NC WARN and The Climate Times has responded by reminding the Commission that it is required to carefully examine the project by conducting evidentiary hearings that allow expert testimony and cross-examination of Duke officials.
The Commission has broad authority, and in this matter the regulators must assert themselves by declaring Duke’s application not to be complete until after the evidentiary hearing. It can do this without overriding the expedited process spelled out in a new law pushed through by Sen. Tom Apodaca.
Duke’s reply to our motion for a careful process incorrectly implies that Apodaca’s unprecedented law requires the Commission to approve the nearly 800 MW project within 45 days of the application, which Duke could file as early as this Friday.
Instead, if the Commission is not able to gather ample information to find the project is in the best interest of customers within 45 days, then it is the Commission’s duty to deny the application.
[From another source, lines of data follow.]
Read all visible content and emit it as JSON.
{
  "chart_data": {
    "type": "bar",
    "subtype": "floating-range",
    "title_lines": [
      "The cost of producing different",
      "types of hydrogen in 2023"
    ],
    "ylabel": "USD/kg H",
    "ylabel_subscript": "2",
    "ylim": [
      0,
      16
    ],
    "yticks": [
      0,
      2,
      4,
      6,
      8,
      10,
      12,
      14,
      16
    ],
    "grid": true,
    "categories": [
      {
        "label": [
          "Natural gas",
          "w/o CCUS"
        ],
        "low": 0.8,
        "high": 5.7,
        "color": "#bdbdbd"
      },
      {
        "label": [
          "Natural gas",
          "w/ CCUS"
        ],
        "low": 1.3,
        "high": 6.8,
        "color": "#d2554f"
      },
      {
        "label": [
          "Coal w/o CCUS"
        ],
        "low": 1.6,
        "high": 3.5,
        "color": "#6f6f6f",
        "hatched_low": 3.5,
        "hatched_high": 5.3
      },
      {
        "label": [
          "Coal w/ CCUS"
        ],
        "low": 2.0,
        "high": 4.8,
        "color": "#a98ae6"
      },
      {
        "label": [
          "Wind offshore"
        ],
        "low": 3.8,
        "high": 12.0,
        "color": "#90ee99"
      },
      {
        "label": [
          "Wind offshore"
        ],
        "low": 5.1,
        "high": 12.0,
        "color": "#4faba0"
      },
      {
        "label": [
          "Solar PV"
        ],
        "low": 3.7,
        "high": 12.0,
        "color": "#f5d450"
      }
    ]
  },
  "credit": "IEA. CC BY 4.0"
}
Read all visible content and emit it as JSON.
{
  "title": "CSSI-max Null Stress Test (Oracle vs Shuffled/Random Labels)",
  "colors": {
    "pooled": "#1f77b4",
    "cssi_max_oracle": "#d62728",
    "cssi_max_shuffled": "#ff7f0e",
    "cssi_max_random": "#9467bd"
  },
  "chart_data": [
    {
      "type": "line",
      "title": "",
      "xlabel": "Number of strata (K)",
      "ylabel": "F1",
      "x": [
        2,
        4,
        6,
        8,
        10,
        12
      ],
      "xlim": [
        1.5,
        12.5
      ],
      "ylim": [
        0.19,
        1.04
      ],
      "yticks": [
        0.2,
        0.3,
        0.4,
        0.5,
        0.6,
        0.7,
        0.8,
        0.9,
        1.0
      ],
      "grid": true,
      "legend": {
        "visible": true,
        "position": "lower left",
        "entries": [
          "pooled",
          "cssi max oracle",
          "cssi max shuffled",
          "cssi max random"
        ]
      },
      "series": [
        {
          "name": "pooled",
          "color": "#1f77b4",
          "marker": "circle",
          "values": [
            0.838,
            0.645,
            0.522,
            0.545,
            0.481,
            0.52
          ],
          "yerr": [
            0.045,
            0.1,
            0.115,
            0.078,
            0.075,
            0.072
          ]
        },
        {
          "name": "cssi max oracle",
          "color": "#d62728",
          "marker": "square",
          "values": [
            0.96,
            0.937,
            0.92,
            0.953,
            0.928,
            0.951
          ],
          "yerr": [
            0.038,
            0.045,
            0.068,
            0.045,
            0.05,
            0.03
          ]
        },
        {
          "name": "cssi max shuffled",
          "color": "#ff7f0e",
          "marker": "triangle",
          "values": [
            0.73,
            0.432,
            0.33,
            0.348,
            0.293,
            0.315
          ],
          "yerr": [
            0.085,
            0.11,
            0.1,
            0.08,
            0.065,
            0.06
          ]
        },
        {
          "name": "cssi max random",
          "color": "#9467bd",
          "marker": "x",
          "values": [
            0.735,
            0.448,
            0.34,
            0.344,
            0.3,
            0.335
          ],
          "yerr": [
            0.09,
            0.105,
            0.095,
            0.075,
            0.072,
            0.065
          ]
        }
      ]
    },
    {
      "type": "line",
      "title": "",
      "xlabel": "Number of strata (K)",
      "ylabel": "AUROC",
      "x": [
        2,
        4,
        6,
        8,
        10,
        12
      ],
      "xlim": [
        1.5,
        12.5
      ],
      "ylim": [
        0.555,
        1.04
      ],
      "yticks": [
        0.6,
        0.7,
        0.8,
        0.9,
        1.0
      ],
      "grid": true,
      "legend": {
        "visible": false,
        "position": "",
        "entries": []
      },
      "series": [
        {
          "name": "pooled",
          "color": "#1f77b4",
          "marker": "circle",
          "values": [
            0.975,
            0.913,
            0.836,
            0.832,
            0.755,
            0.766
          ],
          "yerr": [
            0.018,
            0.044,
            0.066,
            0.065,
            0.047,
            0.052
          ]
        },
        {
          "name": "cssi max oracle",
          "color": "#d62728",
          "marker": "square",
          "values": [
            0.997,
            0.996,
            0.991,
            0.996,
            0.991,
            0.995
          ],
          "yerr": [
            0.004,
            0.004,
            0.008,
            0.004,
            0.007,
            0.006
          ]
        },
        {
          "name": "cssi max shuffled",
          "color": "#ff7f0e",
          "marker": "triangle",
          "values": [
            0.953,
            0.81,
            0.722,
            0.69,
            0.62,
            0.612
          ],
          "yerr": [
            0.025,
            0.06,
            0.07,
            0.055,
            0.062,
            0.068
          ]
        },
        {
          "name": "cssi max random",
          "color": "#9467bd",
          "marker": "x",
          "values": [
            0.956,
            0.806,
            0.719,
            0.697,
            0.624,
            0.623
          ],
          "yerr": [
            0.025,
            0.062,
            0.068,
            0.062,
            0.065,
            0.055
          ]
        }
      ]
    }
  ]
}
The last contested case for new generation – for two coal-fired units at Cliffside, NC – took over nine months, and the Commission made sweeping changes to the proposed project after hearing evidence and testimony from the parties and the public, including denying approval of one of the two units.
As NC WARN attorney John Runkle wrote, “The Commission should be examining ways to fulfill its oversight responsibilities over this multi-billion dollar facility, rather than cut itself off at the knees with a narrow interpretation of the session law that grossly compromises the crucial [approval] process.”
NC WARN and The Climate Times have submitted data requests to Duke Energy and are working with several national experts to investigate the costs and impacts of natural gas-fueled power plants.
Duke will be hard-pressed to justify the need for all this generation. In two letters to CEO Lynn Good last fall, the two groups agreed that the coal-burning units must be closed. But we warned that the latest science shows great price volatility with natural gas, and that gas for electricity is even worse than coal in driving the climate crisis due to large amounts of methane leakage throughout drilling and handling of gas.
NC WARN and allies continue urging Attorney General Roy Cooper to use his policing authority to require Duke to phase out coal-fired plants, stop expanding gas, stop blocking competition, and stop limiting the growth of renewables and efficiency measures that can truly decarbonize the Carolinas.